Un droit de vote abaissé à 16 ans pour lutter contre l'abstention ?
"Est il vrai, demande Ramatoulaye, que l’abaissement de l’âge du droit de vote à 16 ans augmenterait l’intérêt des jeunes à la politique?" "Je pense et ai toujours dit que l’abaissement du droit de vote à 16 ans serait une bonne chose" répond Anne Muxel, "dans la mesure où dans cette responsabilisation dès le plus jeune âge vis-à-vis des questions politiques, des enjeux qui engagent un pays et un vivre ensemble collectif sur cette planète, dans un contexte aussi où les jeunes sont de fait plus informés, ce serait une bonne chose de leur permettre d’exercer cette responsabilité et d’être reconnus comme des citoyens électeurs légitimes."

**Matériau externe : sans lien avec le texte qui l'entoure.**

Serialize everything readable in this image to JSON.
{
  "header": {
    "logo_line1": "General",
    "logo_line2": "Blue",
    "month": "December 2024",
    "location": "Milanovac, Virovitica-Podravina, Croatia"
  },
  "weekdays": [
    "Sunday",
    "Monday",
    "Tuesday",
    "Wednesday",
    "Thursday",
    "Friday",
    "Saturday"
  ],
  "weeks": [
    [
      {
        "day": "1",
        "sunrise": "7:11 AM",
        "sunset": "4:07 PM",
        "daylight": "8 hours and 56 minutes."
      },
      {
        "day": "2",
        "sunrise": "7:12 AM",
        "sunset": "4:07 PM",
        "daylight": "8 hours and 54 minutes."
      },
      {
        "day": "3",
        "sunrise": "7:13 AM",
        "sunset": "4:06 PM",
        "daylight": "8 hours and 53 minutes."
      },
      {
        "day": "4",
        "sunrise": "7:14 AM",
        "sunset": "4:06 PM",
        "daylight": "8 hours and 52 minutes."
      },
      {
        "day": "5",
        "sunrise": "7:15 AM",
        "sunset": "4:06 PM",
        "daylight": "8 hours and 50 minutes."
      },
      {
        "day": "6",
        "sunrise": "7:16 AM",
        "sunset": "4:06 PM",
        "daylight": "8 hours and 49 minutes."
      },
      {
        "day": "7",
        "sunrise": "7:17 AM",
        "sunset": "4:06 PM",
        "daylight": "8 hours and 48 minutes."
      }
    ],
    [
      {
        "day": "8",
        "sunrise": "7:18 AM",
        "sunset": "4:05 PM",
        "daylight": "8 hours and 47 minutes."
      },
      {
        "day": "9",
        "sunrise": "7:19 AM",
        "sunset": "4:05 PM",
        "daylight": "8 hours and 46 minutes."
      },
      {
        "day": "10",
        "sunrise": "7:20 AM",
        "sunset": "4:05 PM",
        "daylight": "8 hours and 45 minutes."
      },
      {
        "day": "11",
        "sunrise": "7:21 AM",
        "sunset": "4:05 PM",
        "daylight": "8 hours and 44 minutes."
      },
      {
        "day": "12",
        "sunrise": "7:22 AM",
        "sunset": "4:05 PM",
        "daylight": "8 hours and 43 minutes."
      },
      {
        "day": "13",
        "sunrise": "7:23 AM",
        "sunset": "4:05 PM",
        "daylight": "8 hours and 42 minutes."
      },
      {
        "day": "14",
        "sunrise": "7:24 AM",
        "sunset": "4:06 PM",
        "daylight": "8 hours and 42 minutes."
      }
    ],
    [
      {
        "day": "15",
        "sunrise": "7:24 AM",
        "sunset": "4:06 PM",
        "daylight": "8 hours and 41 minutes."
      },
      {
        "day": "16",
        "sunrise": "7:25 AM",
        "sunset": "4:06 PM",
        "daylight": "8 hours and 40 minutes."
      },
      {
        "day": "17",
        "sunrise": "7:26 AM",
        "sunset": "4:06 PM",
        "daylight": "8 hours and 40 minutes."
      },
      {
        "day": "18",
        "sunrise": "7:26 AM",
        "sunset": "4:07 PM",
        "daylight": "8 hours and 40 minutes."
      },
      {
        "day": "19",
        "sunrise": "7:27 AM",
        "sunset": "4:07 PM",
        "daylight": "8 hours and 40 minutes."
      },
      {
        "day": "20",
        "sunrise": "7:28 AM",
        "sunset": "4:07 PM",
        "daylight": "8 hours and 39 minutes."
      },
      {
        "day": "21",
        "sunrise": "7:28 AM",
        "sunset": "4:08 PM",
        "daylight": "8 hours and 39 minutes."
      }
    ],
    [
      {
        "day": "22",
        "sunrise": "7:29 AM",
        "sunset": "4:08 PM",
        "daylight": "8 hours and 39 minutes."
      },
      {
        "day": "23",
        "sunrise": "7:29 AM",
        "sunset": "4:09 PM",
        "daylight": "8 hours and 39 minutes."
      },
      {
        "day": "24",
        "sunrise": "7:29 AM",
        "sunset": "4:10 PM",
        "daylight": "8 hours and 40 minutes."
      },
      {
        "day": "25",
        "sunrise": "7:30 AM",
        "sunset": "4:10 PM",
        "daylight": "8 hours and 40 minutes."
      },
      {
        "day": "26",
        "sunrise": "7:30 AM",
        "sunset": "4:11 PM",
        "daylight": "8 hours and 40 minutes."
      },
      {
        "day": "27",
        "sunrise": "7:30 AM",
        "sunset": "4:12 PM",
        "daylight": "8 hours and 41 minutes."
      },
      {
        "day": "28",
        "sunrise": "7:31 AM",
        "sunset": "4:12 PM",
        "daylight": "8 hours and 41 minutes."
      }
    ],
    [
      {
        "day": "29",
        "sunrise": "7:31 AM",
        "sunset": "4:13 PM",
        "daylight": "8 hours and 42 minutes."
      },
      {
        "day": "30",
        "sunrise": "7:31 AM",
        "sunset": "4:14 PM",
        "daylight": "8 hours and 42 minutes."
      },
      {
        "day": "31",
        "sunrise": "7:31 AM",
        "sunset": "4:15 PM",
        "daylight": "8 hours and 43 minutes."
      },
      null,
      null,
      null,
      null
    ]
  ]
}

Anne Muxel rappelle que les arguments qu’on entend parfois, mettant en avant le fait que les 16-18 ans ne seraient pas assez mûrs, assez autonomes dans leurs choix, sont les mêmes arguments qu’on entendait lors de l’abaissement du droit de vote de 21 ans à 18 ans en 1974. La politologue pointe aussi le fait que les jeunes, même s'ils sont très exposés aux fake news, sont sans doute mieux armés que beaucoup d'adultes pour les détecter, par leur expérience des réseaux sociaux et du fait de l'éducation aux médias dont ils bénéficient.